A University of Maryland-led, multi-organizational team has created the first high-resolution global map of forest extent, loss and gain.
This free resource greatly improves the ability to understand human and naturally-induced forest changes and the local to global implications of these changes on environmental, economic and other natural and societal systems, members of the team say.
In a new study, the team of 15 university, Google and government researchers reports a global loss of 2.3 million square kilometers (888,000 square miles) of forest between 2000 and 2012 and a gain of 800,000 square kilometers (309,000 square miles) of new forest.
Their study, published online on November 14 in the journal Science, documents the new database, including a number of key findings on global forest change. For example, the tropics were the only climate domain to exhibit a trend, with forest loss increasing by 2,101 square kilometers (811 square miles) per year. Brazil’s well-documented reduction in deforestation during the last decade was more than offset by increasing forest loss in Indonesia, Malaysia, Paraguay, Bolivia, Zambia, Angola and elsewhere.
“This is the first map of forest change that is globally consistent and locally relevant,” says University of Maryland Professor of Geographical Sciences Matthew Hansen, team leader and corresponding author on the Science paper.
“Losses or gains in forest cover shape many important aspects of an ecosystem, including climate regulation, carbon storage, biodiversity and water supplies, but until now there has not been a way to get detailed, accurate, satellite-based and readily available data on forest cover change from local to global scales,” Hansen says.

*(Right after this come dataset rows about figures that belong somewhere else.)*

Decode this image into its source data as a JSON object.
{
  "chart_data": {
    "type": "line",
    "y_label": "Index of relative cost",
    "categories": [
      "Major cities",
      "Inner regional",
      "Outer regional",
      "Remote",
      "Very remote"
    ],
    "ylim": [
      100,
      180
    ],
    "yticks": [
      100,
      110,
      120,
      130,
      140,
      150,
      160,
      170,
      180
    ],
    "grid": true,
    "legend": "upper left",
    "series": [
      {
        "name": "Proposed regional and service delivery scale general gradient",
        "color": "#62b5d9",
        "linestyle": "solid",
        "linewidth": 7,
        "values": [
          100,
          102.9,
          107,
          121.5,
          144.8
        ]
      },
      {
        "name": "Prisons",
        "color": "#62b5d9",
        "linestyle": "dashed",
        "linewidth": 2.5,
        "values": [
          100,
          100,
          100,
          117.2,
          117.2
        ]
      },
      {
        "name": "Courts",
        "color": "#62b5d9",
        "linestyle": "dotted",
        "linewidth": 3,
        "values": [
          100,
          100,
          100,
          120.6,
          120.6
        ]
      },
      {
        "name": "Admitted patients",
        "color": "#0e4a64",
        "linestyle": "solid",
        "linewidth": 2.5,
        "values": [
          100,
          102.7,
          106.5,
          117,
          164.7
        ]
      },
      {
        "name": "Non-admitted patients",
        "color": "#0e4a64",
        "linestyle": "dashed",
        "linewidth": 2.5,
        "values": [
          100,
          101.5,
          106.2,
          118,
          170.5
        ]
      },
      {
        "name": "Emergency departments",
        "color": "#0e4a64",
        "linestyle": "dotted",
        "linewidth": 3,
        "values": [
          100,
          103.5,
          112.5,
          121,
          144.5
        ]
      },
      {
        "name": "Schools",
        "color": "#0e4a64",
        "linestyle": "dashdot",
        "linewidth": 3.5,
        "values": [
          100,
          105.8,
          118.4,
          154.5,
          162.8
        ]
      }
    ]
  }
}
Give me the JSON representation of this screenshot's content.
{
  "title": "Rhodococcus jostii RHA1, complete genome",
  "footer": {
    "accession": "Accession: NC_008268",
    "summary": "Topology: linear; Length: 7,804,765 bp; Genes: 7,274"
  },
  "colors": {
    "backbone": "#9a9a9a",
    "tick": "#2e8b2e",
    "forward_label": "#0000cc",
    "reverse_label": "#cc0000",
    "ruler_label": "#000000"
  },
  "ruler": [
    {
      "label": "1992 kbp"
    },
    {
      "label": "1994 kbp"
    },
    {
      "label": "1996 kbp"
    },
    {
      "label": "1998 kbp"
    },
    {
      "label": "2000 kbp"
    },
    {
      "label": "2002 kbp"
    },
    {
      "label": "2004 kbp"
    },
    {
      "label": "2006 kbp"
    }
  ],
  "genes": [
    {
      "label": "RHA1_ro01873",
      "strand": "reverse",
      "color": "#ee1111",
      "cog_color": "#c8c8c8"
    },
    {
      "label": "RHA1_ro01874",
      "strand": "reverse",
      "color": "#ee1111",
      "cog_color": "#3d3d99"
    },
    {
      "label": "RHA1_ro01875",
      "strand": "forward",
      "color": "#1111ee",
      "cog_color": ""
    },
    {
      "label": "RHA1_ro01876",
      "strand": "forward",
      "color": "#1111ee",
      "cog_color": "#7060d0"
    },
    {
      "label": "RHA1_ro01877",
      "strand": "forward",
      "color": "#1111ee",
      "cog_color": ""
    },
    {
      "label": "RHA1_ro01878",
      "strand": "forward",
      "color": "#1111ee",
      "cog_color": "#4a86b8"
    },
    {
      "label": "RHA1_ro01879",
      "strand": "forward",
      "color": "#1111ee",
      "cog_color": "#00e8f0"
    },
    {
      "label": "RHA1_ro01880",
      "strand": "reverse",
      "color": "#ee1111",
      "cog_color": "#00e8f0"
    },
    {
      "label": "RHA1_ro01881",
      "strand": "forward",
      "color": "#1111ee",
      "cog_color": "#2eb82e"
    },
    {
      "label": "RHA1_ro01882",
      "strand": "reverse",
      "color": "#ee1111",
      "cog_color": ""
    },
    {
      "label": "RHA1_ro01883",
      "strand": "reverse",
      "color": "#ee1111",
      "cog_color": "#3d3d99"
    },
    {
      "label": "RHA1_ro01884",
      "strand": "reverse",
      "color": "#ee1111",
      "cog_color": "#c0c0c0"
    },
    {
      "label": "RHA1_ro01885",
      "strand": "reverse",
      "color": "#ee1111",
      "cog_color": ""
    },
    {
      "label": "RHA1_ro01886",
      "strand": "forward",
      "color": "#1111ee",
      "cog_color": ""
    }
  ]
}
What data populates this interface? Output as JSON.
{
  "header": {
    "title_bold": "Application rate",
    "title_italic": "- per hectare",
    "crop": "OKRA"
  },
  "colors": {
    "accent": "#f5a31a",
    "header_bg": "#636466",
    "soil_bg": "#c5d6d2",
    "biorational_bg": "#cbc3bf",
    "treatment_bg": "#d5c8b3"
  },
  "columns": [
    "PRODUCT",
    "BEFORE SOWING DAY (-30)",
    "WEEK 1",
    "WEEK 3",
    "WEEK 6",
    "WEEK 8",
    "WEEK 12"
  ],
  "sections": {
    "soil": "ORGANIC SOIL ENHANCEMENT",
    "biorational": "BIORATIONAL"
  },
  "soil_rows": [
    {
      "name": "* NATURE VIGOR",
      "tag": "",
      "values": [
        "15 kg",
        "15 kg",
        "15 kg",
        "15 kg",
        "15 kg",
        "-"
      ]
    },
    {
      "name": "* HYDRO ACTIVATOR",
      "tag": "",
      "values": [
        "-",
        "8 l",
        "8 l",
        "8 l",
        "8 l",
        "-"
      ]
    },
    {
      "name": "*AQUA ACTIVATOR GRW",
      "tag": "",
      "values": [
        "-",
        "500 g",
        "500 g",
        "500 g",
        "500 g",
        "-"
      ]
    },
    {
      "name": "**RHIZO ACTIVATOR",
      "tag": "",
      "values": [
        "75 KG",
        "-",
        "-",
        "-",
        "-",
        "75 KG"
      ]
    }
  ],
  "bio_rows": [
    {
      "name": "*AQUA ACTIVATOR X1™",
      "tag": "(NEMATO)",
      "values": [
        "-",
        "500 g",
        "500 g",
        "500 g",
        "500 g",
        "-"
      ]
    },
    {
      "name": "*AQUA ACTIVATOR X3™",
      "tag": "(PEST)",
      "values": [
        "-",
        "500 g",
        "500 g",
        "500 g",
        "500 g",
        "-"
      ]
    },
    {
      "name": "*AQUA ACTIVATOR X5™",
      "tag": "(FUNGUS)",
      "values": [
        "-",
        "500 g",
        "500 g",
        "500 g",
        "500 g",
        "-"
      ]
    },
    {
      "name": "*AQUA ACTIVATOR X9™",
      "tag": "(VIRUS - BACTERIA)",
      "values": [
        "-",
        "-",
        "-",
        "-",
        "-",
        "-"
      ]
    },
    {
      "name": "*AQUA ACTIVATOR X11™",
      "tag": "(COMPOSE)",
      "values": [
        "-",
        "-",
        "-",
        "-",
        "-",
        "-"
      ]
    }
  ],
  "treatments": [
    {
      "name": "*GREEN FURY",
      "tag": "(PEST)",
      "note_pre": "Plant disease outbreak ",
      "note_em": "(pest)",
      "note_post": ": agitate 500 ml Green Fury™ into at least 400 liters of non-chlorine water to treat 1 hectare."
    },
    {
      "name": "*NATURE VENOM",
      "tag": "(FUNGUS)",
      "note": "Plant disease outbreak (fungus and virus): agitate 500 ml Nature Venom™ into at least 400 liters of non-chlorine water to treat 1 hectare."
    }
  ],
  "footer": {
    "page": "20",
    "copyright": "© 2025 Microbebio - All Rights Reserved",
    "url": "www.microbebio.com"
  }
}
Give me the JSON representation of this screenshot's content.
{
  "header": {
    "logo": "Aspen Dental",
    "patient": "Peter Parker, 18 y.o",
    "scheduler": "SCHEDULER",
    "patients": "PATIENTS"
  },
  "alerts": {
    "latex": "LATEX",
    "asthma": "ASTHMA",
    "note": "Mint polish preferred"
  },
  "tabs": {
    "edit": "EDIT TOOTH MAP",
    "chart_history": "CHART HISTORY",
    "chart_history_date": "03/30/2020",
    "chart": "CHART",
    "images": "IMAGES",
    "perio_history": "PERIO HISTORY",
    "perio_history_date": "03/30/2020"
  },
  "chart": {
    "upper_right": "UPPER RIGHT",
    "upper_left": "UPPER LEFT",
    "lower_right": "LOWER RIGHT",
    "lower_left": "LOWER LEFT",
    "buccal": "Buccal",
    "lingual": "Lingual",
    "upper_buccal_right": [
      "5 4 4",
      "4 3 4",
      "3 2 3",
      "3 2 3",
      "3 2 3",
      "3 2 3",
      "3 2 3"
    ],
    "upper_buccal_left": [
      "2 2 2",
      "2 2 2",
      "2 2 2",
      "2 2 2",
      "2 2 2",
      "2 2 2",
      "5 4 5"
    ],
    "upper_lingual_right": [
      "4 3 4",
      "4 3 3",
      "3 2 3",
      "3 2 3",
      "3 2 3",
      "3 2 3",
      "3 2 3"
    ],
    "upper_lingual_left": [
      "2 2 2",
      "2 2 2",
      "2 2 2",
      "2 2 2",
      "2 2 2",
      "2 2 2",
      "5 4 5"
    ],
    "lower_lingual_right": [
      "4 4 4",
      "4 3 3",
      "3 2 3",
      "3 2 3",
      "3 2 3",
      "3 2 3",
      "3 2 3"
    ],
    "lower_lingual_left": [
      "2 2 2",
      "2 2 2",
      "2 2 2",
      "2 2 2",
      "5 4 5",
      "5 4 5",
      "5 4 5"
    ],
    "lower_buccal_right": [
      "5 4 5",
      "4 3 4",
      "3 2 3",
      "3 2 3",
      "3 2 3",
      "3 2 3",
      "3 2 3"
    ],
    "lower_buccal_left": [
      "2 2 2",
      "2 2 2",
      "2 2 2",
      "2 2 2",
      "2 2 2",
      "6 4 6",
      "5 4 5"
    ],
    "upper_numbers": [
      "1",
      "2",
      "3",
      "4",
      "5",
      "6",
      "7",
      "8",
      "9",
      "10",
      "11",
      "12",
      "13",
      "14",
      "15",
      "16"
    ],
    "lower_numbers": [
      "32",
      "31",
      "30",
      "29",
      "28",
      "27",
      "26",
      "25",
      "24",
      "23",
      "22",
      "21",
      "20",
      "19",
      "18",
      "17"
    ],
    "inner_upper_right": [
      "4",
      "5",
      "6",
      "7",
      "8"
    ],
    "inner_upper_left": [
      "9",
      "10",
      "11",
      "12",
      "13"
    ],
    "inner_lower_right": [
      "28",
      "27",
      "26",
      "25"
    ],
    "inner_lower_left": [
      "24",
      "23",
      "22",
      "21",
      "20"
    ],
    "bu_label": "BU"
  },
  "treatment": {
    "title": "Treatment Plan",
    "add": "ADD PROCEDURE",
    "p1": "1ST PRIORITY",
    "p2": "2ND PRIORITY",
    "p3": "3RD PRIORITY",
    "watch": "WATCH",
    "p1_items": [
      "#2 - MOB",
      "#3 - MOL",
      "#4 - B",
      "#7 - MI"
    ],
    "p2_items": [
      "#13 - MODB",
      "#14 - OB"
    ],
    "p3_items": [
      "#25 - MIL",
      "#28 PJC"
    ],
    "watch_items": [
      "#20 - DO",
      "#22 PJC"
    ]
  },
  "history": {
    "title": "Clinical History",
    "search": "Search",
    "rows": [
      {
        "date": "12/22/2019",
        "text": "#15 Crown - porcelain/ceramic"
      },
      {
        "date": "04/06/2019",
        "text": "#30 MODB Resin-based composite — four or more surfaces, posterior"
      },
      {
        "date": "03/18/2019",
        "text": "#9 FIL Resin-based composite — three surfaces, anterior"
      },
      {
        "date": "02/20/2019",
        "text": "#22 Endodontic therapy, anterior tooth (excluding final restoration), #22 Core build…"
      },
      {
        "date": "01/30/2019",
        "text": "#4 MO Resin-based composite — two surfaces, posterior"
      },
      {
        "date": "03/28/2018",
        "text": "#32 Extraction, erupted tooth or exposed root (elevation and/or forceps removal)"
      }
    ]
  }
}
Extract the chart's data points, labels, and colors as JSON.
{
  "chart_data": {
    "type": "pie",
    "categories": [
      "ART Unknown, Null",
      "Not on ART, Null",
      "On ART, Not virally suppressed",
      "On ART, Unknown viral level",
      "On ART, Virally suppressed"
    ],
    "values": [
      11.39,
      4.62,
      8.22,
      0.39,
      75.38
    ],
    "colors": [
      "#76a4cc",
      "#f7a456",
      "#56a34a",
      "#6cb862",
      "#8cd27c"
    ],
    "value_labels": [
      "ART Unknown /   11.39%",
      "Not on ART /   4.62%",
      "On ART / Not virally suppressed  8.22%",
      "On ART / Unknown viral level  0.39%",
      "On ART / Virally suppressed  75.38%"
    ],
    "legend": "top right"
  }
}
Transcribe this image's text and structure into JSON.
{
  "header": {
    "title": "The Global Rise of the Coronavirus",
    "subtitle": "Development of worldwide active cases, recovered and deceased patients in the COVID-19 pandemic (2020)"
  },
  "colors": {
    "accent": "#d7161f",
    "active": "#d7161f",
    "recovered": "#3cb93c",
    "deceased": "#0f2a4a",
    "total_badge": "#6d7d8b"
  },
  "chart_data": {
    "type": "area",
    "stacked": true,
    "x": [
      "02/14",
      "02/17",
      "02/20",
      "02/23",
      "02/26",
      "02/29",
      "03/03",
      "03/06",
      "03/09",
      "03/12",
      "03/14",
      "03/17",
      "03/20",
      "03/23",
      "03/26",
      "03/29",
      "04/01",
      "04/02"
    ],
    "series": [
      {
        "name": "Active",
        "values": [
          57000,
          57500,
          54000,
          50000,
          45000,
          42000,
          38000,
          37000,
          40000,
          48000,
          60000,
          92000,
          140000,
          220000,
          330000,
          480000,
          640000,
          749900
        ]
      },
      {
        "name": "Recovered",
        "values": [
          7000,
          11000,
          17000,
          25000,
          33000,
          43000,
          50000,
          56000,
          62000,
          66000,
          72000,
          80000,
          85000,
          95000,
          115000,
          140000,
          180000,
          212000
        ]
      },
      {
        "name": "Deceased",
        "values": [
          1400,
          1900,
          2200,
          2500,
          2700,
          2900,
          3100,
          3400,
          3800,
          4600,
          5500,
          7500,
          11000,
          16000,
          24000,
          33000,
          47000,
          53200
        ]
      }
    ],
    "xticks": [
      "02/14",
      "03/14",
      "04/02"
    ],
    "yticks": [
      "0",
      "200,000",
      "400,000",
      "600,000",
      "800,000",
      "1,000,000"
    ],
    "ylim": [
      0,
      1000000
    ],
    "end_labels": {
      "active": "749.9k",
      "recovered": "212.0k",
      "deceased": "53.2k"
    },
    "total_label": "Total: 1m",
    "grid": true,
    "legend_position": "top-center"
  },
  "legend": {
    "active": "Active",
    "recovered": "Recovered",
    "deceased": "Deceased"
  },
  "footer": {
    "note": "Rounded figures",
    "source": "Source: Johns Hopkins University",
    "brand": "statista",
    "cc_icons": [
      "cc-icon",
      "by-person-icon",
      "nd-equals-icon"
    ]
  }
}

To build this first of its kind forest mapping resource, Hansen, UMD Research Associate Professor Peter Potapov and five other UMD geographical science researchers drew on the decades-long UMD experience in the use of satellite data to measure changes in forest and other types of land cover. Landsat 7 data from 1999 through 2012 were obtained from a freely available archive at the United States Geological Survey’s center for Earth Resources Observation and Science (EROS). More than 650,000 Landsat images were processed to derive the final characterization of forest extent and change.
The analysis was made possible through collaboration with colleagues from Google Earth Engine, who implemented the models developed at UMD for characterizing the Landsat data sets. Google Earth Engine is a massively parallel technology for high-performance processing of geospatial data and houses a copy of the entire Landsat image catalog. What would have taken a single computer 15 years to perform was completed in a matter of days using Google Earth Engine computing.
Hansen and his coauthors say their mapping tool greatly improves upon existing knowledge of global forest cover by providing fine resolution (30 meter) maps that accurately and consistently quantify annual loss or gain of forest over more than a decade. This mapping database, which will be updated annually, quantifies all forest stand-replacement disturbances, whether due to logging, fire, disease or storms. And they say it is based on repeatable definitions and measurements while previous efforts at national and global assessments of forest cover have been largely dependent on countries’ self-reported estimates based on widely varying definitions and measures of forest loss and gain.